Bajé en Cuzco, caminé esas dos calles que tantas veces recorrería después, subí a su piso y ella me recibió tirándose a mi cuello casi con desesperación y diciendo: ¡Te extrañe, te extrañé tanto mi vida!.. No podía más, mientras preparaba mi maleta para mañana casi lloraba porque no estabas aquí, ¡te amo, te amo, te amo! Nos quedamos varios minutos abrazados porque a mi me había pasado lo mismo ¡Por Dios como la amaba! ¡Cómo nos amábamos!

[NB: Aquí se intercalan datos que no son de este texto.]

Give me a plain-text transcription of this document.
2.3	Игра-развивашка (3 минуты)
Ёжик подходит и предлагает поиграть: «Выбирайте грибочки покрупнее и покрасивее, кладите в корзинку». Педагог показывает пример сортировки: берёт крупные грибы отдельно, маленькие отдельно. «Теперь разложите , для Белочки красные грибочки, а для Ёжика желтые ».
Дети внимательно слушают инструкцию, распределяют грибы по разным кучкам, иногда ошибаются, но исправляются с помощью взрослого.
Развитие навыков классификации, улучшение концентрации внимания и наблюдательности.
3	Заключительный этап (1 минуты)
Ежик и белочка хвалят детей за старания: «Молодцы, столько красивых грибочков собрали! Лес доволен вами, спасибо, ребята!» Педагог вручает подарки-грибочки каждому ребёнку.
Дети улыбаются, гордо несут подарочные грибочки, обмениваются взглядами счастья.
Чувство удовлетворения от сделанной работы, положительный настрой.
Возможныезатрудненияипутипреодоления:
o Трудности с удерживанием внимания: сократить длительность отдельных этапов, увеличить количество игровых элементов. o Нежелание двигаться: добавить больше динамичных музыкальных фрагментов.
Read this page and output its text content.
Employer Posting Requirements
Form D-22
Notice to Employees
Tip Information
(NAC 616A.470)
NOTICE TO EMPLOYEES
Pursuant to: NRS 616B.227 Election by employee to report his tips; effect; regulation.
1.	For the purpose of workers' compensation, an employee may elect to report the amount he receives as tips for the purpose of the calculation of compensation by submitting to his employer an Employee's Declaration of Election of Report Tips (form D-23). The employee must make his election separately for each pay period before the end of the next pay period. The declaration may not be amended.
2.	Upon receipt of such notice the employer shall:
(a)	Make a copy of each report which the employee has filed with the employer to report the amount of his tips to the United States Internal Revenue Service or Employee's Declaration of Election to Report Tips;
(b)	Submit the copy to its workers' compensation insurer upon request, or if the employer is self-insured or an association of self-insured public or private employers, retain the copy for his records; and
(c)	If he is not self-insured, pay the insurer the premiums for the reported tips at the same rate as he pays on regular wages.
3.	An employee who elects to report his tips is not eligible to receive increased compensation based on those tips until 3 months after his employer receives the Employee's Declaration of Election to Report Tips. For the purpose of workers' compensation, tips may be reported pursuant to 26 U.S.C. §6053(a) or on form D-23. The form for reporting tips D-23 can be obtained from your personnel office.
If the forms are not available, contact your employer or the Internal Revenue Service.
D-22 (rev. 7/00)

Ya eran más de las nueve de la noche, preparó la cena: una carnita como la llamó, no quiero compararla con los bifes nuestros de cada día. Acompañada por unas verduras con guacamole, más alguna cosita mexicana que estaban muy ricas. Abrimos un vinito francés que tenía en su despensa y pusimos a Piazzolla para que nos acompañara con su música mientras cenábamos. Todo era perfecto; la mesa decorada con delicadeza, ella es experta en eso, las miradas, dos velas encendidas, el sabor de la comida que disfruta siempre; eso lo iba a comprobar yo cada vez que comíamos en algún lugarcito de donde estuviéramos. El vino tinto que nos calentaba hasta el alma y los tangos que nos llegaban al corazón. Luego, en su sillón del living, nos quedamos pegados como abrojos escuchando la música mientras mirábamos la luna rodando por Callao. Metió su cara en mi pecho de tal manera que le pregunté si estaba cómoda así porque ni respirar la oía; me dijo, sin abrir los ojos, que estaba muy feliz.

Luego de no sé cuanto tiempo de estar extasiados y viajando por las estrellas hacia otros mundos, quizá a alguno de esos en los que habíamos vivido esto en otras épocas, nos fuimos quitando la ropa para hacer el amor allí, en ese silloncito de estilo que está en su living que amo tanto, para seguir en su cama hasta quedarnos profundamente dormidos abrazados, “cucharita”. Al otro día, un avión, esta vez en la terminal 4 de Barajas, nos esperaba para llevarnos directamente a nuestra luna de miel, en Lisboa, después de haber pasado el mejor día de nuestras vidas: aquél 11 de abril.